Rute lida com situações de grande desespero: “Passa muito por crises de ansiedade, patologia agudizada, intenções de suicídio. O que eu noto é que os problemas se agudizam com o confinamento, o isolamento, o medo”
Aquela dirigente associativa subscreveu a petição “Half of it”, dirigida à presidente da Comissão Europeia, Ursula von der Leyen, ao Conselho Europeu e ao Parlamento Europeu, a exigir serviços de prestação de cuidados orientados para as várias fases do ciclo de vida: um Pacto do Cuidado para a Europa. E um “projecto europeu assente em estatísticas desagregadas por sexo sobre trabalho remunerado e não remunerado para um novo cálculo do PIB”.
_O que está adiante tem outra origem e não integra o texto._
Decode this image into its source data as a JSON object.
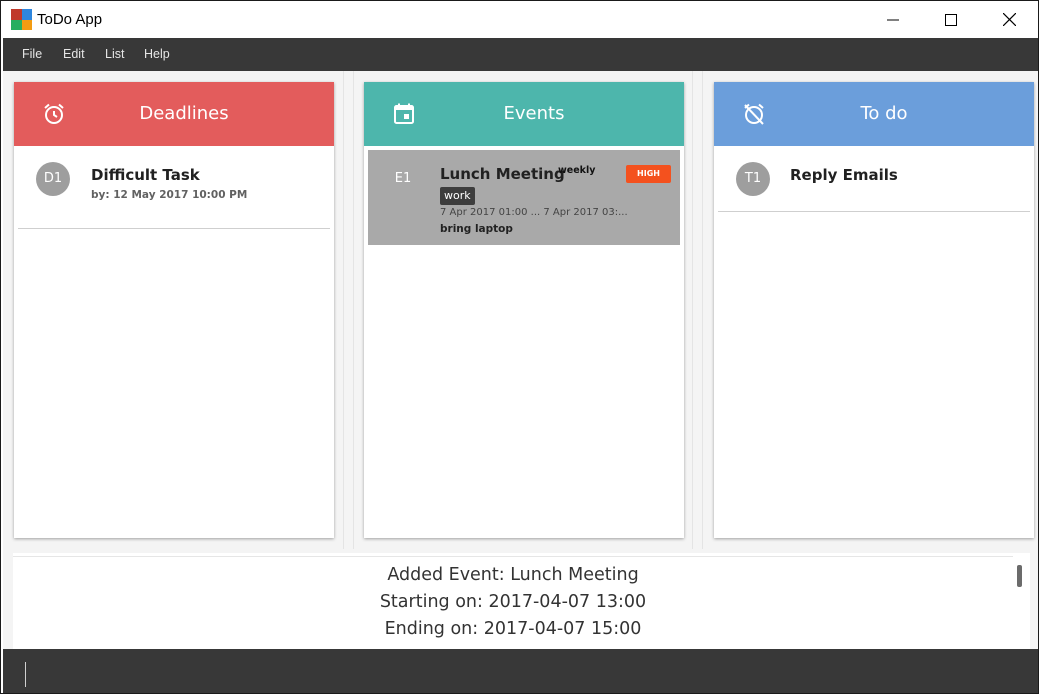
{
  "window": {
    "title": "ToDo App",
    "controls": [
      "minimize",
      "maximize",
      "close"
    ]
  },
  "menu": {
    "items": [
      "File",
      "Edit",
      "List",
      "Help"
    ]
  },
  "panels": {
    "deadlines": {
      "title": "Deadlines",
      "icon": "alarm-clock-icon",
      "color": "#e35c5c",
      "items": [
        {
          "id": "D1",
          "name": "Difficult Task",
          "detail": "by: 12 May 2017 10:00 PM"
        }
      ]
    },
    "events": {
      "title": "Events",
      "icon": "calendar-icon",
      "color": "#4db6ac",
      "items": [
        {
          "id": "E1",
          "name": "Lunch Meeting",
          "frequency": "weekly",
          "priority": "HIGH",
          "tag": "work",
          "start": "7 Apr 2017 01:00 ...",
          "end": "7 Apr 2017 03:...",
          "note": "bring laptop"
        }
      ]
    },
    "todo": {
      "title": "To do",
      "icon": "alarm-off-icon",
      "color": "#6b9edb",
      "items": [
        {
          "id": "T1",
          "name": "Reply Emails"
        }
      ]
    }
  },
  "result": {
    "lines": [
      "Added Event: Lunch Meeting",
      "Starting on: 2017-04-07 13:00",
      "Ending on: 2017-04-07 15:00"
    ]
  },
  "command": {
    "value": ""
  }
}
O plano de investimento para relançar e modernizar a economia europeia, apresentado na quarta-feira, está condicionado: o financiamento tem de ser usado em investimentos que estão relacionados com as metas verdes (redução de emissões de gases de efeito de estufa até 2030 e neutralidade climática até 2050), promovam a competitividade da indústria e a transição da economia para o digital. O digital e a energia são “sectores fundamentais, mas masculinizados”, recorda Ana Sofia Fernandes. “Sem medidas adicionais, não oferecerá empregos às mulheres. Um pacote de investimento na chamada ‘economia do cuidado’ seria essencial.” Teria “um potencial de criação de emprego muito grande em sociedades que estão a envelhecer”. E facilitaria a conciliação entre vida profissional, familiar e pessoal. Na União Europeia, há 7,7 milhões de mulheres e meio milhão de homens fora do mercado de trabalho para cuidar de alguém. E nove milhões de mulheres e 0,6 milhões de homens a trabalhar a tempo parcial por causa disso​.

Um novo medo avança, silencioso. “Não sabemos como será o pós-covid, mas sabemos que em matéria de emprego o impacto será diferenciado”, diz a secretária de Estado. O Instituto Europeu para a Igualdade de Género já avisou que a nova crise pode ser devastadora em profissões dominadas por mulheres, como tripulantes de aviões, operadores turísticos, assistentes de vendas, trabalhadoras das limpezas, cabeleireiros, manicuras. Os subscritores da petição reclamam metade do “fundo covid-19” para as mulheres, o que implica dados segregados por sexo, estudos de impacto de género e orçamentos sensíveis ao género.